Detail
1982

TWO BECOME FOUR

Milestone 5: Production of four stroke engines begins

FROM TWO STROKE KNOW-HOW TO FOUR STROKE SUCCESS

The diversification of motorcycle engine production, brought about by Can-Am motorcycles, demonstrates that Rotax is adaptable and learns quickly. Investment in research and development also soon bear fruit in the form of the four stroke engine. Production of engines for this new segment begins in 1982 and later enjoys success under the Can-Am brand name. The Type 504/384 engine is particularly used in the offroad and Enduro sectors.

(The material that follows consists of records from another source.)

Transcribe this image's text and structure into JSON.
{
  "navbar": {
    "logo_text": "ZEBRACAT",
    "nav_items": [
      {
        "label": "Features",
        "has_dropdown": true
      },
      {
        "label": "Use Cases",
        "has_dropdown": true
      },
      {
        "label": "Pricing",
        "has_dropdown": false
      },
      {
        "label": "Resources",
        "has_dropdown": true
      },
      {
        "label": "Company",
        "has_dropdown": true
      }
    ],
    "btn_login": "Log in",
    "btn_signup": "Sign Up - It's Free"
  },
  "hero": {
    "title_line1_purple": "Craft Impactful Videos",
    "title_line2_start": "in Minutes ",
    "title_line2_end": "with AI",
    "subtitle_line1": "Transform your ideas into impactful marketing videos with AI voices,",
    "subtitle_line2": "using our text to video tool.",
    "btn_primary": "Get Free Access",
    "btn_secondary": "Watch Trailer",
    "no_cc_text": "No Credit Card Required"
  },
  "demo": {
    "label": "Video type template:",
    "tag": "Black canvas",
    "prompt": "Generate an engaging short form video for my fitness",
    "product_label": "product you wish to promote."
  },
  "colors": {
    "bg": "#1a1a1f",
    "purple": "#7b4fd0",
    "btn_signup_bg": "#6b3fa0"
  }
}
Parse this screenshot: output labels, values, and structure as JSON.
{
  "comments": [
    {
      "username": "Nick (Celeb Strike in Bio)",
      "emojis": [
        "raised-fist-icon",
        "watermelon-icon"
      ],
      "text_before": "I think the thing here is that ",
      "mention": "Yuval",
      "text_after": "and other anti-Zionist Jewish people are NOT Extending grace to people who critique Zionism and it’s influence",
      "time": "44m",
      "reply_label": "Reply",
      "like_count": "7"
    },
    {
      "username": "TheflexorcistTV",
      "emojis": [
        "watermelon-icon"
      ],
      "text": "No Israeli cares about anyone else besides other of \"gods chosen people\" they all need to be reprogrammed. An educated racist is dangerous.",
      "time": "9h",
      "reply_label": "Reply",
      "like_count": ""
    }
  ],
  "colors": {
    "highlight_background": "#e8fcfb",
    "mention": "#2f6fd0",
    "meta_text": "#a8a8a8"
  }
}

The robust, straightforward, air cooled four valve engine is installed by many producers such as KTM, MuZ and Puch. But besides the market models, it is also used in Harley Davidson military vehicles, Jawa police motorcycles and flat track machines by Ron Wood. Collaboration with the young Italian firm, Aprilia, lead to larger sales volumes and racing success. As it had done when collaborating with Lohner and Bombardier, Rotax brings its expertise to motorcycle development and is in a position to meet its customer’s requirements. The Aprilia Tuareg and Pegaso models are among the best-loved and most successful. Rotax fulfils Aprilia’s requirement for a water cooled four stroke engine and begins series production of the 650cc Type 655 engine in 1982. But racing motorcyclists win a succession of world championship titles with smaller displacements and two stroke engines, initially with JJ Cobas and later with Aprilia.

ROTAX AND APRILIA – A SPECIAL RELATIONSHIP

From 1982, Rotax enjoys enormous racing success, above all through its collaboration with the then still young Italian firm, Aprilia. The 125cc two stroke engines in use at the time take Rotax drivers from success to success. The European titles for 1983, 1986, 1987 and 1989 are all won by Rotax drivers. The basic configuration of the Type 123 engine in use at the time, originally developed as a powertrain for offroad and road racer motorcycles, is still in use as a kart engine today. The Tuareg and Pegaso models make Aprilia one of Rotax’ biggest customers in the late 1980s and early 1990s. Dr. Heinz Lippitsch, formerly Head of Development at Rotax, recalls collaborating with the Italian motorcycle producer: “Aprilia was like a second family to us. The two management teams were very close. There was never any particular friction.” The successful collaboration is also “Italian” in nature. Teams sit down together at the weekends, exchange views over pasta and wine and develop new projects and ideas. Looking back, it was a very intense and exciting time – as Siegfried Lehner recalls: “Motorsports was always a big thing – particularly the collaboration with Aprilia, when we became world champions. Valentino Rossi used to drive our engines! The racing drivers came directly to us in Development and brought parts for us to tune!”